5. Presence of a third party
Infidelity is a clear warning sign that the marriage is on the rocks. But third parties can come in other forms. Addiction – be it social media, alcohol, gambling, video games and so on, can easily become a third party in the marriage. You may find that your scrolling through Facebook and Instagram is putting a dent in your couple-time and relationship, or that you are constantly sneaking or making excuses to get a drink. If these actions make you feel guilty and make you feel like you are cheating on your spouse, it’s a huge red flag and a sign that your relationship needs help.
Is it time to say goodbye?
There may be situations where staying in the marriage is more detrimental to the psychological and emotional health of both individuals. Ms Ling explains that it can be exhausting for the couple to be “living a fake life”. “The dishonesty and inauthenticity will take a toll on them emotionally,” she says.
In addition, it can also affect other members of the family. There may be cases where the couple fights so much that the mental well-being of the children is compromised and they grow up in a high-conflict environment. “Some parents may also feel guilty about giving the wrong impression to their children of what a marriage should be,” Ling adds.
It remains to be seen whether the introduction of the option for couples to mutually agree to divorce will have an impact on divorce rates. But experts seem to agree that the change would be beneficial in that a long-drawn, acrimonious divorce process could be avoided. With the new option, the two parties would file as applicant and respondent, compared to the current proceedings where they would file as plaintiff and defendant.
Mr Cheong says he had previously received feedback from parties and other family lawyers that “having to recount past conflicts and play the ‘blame game’ by finding fault with the other party’s behaviour as a reason for the breakdown of the marriage causes further animosity between the parties.

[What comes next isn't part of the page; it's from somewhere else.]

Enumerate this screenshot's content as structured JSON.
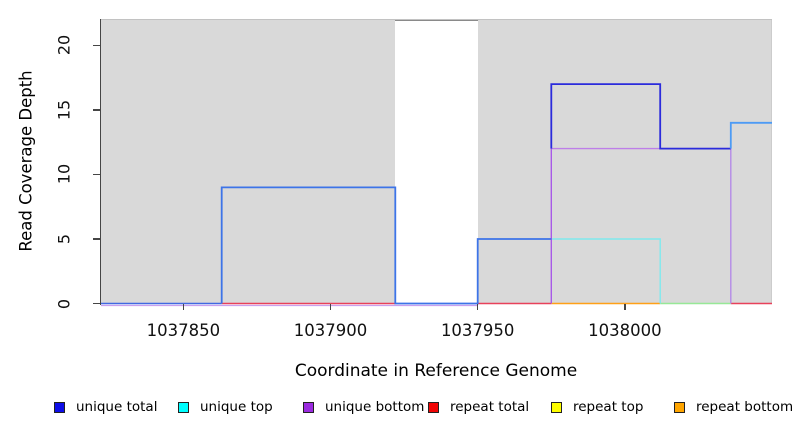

Even more importantly, NUS sociologist Tan Ern Ser is of the view that a simplified track would surface what could have ended up hidden. He says, “It reduces the acrimony or the prospect of having to put up with a broken, through apparently intact marriage.”
He also adds one could argue that a broken marriage would lead to a divorce in any case, the only difference is not in the “divorce statistics, but in causing further hurt and pain”.
Recognise when you need help
But it doesn’t necessarily mean that your marriage is doomed, even if you have ticked off one, or more, of the above warning signs.
Research has shown that marital relationships can be repaired if both parties are willing to put in the effort to make things work, by addressing the hurt and pain, understanding each other’s perspectives and taking active steps to hear each other out.
Dr Wong and Ms Chan add that marriages need consistent effort and nurturing. They recommend a marital health check on a regular basis, for instance, once every two years, or in preparation for transitions in life, such as parenthood or career changes. It could highlight the areas of growth in the relationship and guide couples towards areas that may be causing tensions, and help nip any potential issues in the bud.
Research shows that couples wait an average of six years of being unhappy before getting help – by which time a lot of hurt and resentment has built up. Ms Ling urges couples to seek help at the first sign of trouble. “This can be as early as the first year of marriage when you notice that there are perpetual issues that keep surfacing and you simply can’t find ways to resolve them.”
If you think a divorce is the best option for you, seek professional help in guiding you through the process. Look at the motivation and reasons for the split and assess if the situation is salvageable or not, she says.
“Divorce doesn’t just affect the couple, it affects the extended family as well”.